Ja natürlich enthält meine Aussage zuviel Konjuktiv und über einen “hätte/wäre Spielverlauf“ brauchen wir uns keine Gedanken machen. Ich wollte damit nur verdeutlichen, dass aus meiner Sicht die Bayern nur nach einer frühen Führung ein halbwegs ordentliches Spiel zeigen können.
Was den Willen der Mannschaft angeht denke ich, dass die Spieler schon “wollen“, es fehlen nur taktische Vorgaben was beispielsweise Laufwege angeht.

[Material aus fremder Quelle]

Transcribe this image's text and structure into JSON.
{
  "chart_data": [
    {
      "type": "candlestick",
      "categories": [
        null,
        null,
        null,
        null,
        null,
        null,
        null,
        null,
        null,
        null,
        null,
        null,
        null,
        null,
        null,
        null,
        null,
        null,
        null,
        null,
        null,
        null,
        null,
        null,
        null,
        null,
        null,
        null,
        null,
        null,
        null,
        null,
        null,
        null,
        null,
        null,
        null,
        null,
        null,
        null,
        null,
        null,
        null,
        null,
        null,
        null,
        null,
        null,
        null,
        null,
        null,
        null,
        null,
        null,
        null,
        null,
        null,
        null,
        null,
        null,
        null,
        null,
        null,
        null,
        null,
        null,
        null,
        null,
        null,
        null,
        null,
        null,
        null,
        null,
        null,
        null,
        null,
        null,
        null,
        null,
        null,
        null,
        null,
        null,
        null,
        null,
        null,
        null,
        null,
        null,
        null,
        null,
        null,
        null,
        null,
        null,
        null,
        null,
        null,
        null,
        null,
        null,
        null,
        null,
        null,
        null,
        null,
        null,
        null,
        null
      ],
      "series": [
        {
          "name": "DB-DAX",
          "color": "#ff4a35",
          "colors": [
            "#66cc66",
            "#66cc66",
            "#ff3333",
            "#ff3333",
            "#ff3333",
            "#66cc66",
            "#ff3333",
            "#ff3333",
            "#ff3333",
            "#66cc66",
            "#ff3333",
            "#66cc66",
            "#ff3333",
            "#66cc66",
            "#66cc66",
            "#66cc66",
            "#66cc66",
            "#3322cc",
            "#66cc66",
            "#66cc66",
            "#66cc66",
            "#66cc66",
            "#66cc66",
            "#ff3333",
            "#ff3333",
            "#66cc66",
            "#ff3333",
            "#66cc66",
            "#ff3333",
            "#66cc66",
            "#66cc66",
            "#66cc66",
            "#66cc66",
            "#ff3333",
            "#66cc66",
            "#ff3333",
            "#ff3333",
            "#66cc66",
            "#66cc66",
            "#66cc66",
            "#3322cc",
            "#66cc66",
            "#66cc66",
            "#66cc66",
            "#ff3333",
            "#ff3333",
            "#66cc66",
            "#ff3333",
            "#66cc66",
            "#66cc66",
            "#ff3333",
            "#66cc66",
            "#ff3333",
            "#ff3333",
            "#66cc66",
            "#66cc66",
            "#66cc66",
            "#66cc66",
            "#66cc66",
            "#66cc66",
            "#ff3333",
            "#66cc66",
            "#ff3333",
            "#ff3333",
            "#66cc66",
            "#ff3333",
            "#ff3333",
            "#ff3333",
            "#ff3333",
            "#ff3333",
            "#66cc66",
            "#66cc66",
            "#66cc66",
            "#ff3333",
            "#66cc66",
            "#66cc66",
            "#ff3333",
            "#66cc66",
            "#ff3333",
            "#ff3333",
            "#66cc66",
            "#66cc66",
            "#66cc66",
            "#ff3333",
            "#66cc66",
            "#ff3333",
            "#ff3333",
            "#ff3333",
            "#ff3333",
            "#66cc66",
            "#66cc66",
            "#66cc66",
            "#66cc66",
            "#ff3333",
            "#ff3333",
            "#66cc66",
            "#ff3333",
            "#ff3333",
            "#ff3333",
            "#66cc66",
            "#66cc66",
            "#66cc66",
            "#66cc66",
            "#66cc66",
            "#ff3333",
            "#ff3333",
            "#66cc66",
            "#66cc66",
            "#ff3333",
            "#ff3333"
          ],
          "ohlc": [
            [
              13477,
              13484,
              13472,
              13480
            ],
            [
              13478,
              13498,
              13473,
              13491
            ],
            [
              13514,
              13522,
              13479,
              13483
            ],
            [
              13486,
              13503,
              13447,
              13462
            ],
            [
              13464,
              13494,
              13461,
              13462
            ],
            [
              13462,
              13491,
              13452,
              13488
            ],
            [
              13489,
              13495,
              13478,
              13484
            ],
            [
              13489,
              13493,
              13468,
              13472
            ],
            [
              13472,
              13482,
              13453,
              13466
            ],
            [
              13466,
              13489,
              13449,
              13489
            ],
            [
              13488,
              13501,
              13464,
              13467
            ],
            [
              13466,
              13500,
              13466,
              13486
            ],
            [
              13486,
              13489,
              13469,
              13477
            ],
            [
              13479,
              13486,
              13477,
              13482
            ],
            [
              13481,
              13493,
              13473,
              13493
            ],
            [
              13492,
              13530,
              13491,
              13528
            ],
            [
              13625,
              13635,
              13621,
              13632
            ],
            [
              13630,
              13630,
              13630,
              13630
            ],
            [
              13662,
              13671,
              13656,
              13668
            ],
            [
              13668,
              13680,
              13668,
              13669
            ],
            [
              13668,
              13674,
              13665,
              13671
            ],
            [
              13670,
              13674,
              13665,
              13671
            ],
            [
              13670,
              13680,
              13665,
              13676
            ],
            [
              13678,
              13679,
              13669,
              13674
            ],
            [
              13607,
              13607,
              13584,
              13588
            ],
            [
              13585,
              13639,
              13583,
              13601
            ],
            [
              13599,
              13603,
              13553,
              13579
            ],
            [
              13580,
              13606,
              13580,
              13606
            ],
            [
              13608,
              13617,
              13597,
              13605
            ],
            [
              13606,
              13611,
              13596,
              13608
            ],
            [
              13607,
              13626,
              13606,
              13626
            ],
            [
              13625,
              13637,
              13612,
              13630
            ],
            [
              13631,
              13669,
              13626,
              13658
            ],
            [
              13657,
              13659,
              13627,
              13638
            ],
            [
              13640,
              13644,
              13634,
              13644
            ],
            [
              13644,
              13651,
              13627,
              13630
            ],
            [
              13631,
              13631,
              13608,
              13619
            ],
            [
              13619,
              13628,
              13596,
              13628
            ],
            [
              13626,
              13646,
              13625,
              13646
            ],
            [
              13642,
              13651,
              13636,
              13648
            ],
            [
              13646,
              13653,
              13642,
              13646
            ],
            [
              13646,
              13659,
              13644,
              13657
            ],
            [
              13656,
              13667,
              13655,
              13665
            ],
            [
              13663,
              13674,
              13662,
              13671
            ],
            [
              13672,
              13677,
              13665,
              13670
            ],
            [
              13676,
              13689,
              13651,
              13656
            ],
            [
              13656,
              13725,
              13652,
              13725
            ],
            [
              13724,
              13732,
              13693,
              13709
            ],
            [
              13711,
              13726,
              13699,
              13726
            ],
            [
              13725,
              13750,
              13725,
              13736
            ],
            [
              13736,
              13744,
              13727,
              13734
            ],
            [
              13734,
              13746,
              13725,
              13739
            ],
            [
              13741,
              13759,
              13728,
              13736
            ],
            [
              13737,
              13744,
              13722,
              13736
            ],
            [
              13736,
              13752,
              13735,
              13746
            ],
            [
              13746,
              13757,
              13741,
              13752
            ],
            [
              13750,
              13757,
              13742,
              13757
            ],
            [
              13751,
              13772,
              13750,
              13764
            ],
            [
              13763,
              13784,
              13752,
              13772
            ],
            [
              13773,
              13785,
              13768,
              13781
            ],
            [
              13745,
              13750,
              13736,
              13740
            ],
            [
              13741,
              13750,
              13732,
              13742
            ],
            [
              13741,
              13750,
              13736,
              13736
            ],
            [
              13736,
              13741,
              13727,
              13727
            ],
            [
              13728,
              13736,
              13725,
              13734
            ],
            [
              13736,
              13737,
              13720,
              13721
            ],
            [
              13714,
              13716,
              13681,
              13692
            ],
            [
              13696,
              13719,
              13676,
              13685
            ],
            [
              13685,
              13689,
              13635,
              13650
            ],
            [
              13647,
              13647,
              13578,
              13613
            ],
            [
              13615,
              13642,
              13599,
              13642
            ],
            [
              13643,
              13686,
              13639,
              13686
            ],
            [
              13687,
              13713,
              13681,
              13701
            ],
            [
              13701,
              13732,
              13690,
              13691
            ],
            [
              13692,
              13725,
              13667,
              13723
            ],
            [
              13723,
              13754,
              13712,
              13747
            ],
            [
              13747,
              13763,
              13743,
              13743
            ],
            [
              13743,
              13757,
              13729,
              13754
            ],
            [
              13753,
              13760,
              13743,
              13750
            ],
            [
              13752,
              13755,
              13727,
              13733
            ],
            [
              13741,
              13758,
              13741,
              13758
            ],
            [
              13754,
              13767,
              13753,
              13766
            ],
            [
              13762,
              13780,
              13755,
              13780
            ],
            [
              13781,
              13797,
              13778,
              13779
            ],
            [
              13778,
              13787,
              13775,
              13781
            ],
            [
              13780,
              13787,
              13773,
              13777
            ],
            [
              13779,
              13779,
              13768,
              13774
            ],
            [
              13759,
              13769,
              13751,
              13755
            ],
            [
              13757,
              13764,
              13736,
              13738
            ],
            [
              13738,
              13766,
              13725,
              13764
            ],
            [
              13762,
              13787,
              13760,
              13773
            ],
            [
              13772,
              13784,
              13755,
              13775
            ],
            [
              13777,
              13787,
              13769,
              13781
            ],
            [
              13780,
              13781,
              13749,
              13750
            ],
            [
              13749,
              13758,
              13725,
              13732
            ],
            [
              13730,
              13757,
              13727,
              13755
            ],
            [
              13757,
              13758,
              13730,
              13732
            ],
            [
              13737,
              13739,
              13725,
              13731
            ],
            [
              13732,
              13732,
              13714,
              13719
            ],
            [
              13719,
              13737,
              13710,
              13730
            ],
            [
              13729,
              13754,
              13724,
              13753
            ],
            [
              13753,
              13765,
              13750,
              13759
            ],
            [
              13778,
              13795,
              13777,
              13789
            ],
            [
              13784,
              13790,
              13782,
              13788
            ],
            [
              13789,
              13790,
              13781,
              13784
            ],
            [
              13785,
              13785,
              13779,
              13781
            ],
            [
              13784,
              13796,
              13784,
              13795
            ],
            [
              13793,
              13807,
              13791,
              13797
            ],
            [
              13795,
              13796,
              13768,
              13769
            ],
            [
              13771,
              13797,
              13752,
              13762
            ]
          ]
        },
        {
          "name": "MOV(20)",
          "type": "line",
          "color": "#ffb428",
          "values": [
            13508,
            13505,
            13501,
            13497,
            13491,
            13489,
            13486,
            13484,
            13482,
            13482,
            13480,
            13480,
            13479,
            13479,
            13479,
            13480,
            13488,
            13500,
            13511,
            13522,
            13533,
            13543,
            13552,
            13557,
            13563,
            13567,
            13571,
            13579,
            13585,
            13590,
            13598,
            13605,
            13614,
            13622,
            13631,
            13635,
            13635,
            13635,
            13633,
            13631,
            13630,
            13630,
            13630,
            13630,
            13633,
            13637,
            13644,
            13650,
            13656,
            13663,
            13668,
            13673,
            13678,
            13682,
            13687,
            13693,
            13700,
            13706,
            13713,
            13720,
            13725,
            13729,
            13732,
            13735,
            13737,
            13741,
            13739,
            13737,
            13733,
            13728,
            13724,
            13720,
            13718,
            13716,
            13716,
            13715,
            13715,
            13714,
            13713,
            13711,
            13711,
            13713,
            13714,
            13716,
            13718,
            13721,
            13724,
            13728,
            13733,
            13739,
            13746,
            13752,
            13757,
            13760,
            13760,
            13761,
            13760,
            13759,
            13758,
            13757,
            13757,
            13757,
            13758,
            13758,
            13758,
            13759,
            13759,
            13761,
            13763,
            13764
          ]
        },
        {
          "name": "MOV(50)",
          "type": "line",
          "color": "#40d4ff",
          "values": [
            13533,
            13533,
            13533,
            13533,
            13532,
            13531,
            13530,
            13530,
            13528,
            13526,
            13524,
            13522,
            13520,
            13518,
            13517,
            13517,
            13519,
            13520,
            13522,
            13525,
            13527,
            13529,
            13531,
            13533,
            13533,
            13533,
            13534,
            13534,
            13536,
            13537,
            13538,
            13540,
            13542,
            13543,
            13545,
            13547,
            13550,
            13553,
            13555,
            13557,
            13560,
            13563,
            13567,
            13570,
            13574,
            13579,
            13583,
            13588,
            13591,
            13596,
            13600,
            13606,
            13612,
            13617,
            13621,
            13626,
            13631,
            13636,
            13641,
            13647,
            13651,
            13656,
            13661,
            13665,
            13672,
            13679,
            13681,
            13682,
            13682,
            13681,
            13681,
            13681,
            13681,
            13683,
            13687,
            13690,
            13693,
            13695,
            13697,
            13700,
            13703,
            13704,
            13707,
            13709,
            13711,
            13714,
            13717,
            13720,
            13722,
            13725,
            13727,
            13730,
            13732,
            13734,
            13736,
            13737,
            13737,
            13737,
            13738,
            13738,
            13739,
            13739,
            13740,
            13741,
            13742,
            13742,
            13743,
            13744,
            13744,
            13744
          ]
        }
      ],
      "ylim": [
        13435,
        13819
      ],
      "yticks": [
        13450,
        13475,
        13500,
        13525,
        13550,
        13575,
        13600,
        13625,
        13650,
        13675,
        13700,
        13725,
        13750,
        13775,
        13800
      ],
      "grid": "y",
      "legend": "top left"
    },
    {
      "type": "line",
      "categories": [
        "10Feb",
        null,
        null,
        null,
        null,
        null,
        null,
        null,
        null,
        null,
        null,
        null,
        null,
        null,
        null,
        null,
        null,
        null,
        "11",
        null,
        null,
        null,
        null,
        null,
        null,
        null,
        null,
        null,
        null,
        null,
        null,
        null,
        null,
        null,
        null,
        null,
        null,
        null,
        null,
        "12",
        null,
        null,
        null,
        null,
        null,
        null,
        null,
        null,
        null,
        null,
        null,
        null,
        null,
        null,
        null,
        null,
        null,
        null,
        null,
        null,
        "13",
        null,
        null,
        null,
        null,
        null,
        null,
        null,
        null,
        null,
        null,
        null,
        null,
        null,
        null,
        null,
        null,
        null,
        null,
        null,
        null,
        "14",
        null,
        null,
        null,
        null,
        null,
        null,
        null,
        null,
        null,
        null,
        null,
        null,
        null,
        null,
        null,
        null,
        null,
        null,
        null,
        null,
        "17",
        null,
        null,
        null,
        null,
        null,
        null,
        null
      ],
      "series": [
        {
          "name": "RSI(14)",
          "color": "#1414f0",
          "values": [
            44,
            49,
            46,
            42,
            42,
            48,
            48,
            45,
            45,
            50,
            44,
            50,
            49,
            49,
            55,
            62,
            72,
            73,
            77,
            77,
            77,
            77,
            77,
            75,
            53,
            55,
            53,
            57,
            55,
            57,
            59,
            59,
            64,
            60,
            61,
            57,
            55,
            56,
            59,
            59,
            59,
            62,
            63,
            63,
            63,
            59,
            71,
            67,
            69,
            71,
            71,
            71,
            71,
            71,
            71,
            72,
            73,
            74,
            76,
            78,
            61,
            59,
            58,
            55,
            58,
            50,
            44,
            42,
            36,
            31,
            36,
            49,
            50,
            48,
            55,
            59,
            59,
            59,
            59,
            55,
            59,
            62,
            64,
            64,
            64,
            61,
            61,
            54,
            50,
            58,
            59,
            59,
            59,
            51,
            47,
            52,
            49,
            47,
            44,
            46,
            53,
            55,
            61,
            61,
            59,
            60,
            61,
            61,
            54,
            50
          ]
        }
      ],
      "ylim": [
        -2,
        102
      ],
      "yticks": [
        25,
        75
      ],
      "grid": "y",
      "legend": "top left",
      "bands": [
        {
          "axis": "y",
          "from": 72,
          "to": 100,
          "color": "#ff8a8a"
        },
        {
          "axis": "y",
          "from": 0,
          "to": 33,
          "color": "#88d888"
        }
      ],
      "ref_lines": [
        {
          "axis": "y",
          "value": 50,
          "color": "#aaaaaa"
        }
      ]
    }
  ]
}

Ich sehe es ähnlich wie laterookie58, wenn die verschiedenen Trainer nicht ein System installieren können, dann müsste die Vereinsführung ein Konzept
bzw. eine Spielphilosophie vorgeben und dementsprechend bei der Spieler- als auch Trainerwahl darauf achten. Die momentane Saison ist meiner Meinung nach keine Entwicklung, sondern ein Rückschritt und ich fürchte, dass Rummenigge, Hoeneß und Co. die Ergebnisse der letzten Monate/Jahre nicht dementsprechend analysieren werden.
Ich hoffe es ist in Ordnung wenn ich in einem Beitrag auf mehrere Personen eingehe.